We have a collection of 19th and early 20th Century newspaper articles and gleanings about Denton people and events from in and outside the county. They make for fun reading and an opportunity to re-evaluate how we think people lived and behaved in an era we tend to think was so different. There is quite a bit about the sadder side of life such as crimes, deaths, and health issues (“If it bleeds, it leads” is the news axiom). We won’t go into those but, rather, focus on some humor and more lighthearted events. And it was fun to come up with tags for this blog post…

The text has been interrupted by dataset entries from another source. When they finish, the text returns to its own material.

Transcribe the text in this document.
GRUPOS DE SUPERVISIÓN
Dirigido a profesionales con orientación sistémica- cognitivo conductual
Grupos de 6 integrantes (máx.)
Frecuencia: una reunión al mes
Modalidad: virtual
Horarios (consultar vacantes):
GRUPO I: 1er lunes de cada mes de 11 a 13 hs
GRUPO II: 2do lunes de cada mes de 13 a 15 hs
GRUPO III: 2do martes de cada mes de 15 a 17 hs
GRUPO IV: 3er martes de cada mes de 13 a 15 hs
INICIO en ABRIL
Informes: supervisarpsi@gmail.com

From the Denton County News, Sept. 29, 1898, p.8, c.3:
“BITTEN BY A COPPERHEAD. W. H. Durham, who is employed in Long, Williams & Co’s grocery store, was bitten on a finger last week by a copperhead last Thursday night while engaged in picking up some articles in a dark corner of the store. He immediately drank a quart of whiskey, but the bite was so poisonous that the whole arm swelled considerably. At last accounts, Mr. Durham was improving and is now considered out of danger.” –We think the cure might be worse than than the cause.
From the Legal Tender, Dec.2, 1897, p.1:
“The Green Valley School is progressing fine, and the Algebra class say they can work any thing by the X.Y.Z.”
From the Denton County News, Oct 29th, 1896, p.5, c.1:
“PONDER ITEMS. Ponder, Oct 25. There was quite an interesting wolf chase experienced in Denton creek bottom last Saturday, one being killed by Mr. M. W. Hedrick; also a wild goose and three squirrels.” –A real “wild goose chase”.
From Denton County News, March 2, 1899, p.4,c.3:
“AGAIN IN TROUBLE. Rev. Logan, who conducted a series of services at the Advent Church in this city a year or so ago and who ran away with a young lady of this city is in trouble again, having been arrested in Fort Worth last week charged with having too many wives.”
From the Dallas Weekly Herald, June 6, 1874, p.1:
“The editor of the Denton Review takes a whole column of space to tell his readers that he got thrown from a horse and didn’t get killed.” – Ouch! That’s going to sting.
From the Denton County News, Sept. 24, 1896, p.8, c.4:
“Mr. M.D. Saunders, of Fort Worth, has located in Denton and opened a bicycle store in the brick building in the rear of the Masonic building.” –Bicycles. Denton loved them then and loves them now.
From the Denton County News, Sept. 21, 1893, p.3, c.2:
” W.R. Staples and Arthur Smith, living near Stony, had a rough and tumble fight on the farmer’s place Monday which resulted in a number of bruises for each. Mr. Staples came to town and had a physician extract two of his fingers from his own wrist which he had grafted there by rapping Smith too rudely on the mug.” – That must’ve been some punch. How does one graft one’s own fingers to the same wrist?!
From the Denton County News, Jan 31, 1895, p.2,c.2:
“At the residence of Mrs. Stark of Roanoke, can be found a little black bird that can talk as plain as any body in the county.”